Do mesmo modo, não se pode considerar válidos todos os solos para a prática da agricultura, especialmente se tiverem deficiências do ponto de vista ambiental. Importa assim avaliar a qualidade dos solos, dado o seu contexto urbano ser suscetível a mais poluentes e contaminações que os tornam impróprios para a atividade agrícola (Howorth, 2011). Em áreas agrícolas informais, o solo não está sujeito a nenhum tipo de avaliação, assim como não é alvo de fiscalização, constituindo um risco para quem consome esses produtos.

Outro elemento ambiental igualmente sensível à atividade agrícola em meios urbanos é a água, seja pela contaminação de água potável ou pelo esgotamento das fontes de água (Egal et a.2001). Em hortas urbanas de cariz informal, o uso de águas não controladas é comum, havendo o risco do uso de rega das áreas de cultivo com águas contaminadas (Ackerman, et al., 2014).

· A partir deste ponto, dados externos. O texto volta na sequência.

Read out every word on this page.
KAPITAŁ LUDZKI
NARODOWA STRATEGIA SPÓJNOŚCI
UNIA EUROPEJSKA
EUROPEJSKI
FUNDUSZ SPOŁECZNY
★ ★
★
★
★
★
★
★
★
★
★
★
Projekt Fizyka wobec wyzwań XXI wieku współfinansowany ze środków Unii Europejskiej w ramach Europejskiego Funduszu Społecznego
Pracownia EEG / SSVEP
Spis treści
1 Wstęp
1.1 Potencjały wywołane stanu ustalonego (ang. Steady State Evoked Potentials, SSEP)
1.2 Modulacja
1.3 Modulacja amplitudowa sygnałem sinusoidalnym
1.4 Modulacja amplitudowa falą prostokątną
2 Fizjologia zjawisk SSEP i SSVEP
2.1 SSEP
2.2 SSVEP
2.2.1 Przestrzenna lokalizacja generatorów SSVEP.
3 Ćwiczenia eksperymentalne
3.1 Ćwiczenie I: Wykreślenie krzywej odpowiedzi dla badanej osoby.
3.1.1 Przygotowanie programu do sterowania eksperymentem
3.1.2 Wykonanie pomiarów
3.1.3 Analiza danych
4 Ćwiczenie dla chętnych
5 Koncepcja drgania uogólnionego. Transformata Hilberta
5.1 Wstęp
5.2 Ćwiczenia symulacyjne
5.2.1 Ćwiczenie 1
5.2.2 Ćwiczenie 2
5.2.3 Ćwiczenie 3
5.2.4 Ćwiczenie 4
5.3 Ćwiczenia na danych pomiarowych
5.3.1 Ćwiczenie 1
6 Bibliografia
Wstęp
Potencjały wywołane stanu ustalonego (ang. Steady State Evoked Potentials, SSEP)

Para além dos problemas ambientais, os autores apontam para outras condicionantes da agricultura urbana, nomeadamente a inexperiência ou escolaridade dos agricultores (Mougeot, 2006), que influenciam os tipos de cultivo e as formas de produção; ou ainda a durabilidade da atividade em

meio urbano, uma vez que o desenvolvimento agrícola esbarra em usos potenciais do solo e no tipo de uso de terrenos baldios, como a reivindicação dos espaços vagos em bairros de populações desfavorecidas para o desenvolvimento de habitação social (Duchemin et al., 2008).

Estes aspetos devem ser tidos em consideração na avaliação da relevância da segurança alimentar para a agricultura urbana, pois sem estes, não existe segurança alimentar nestas áreas.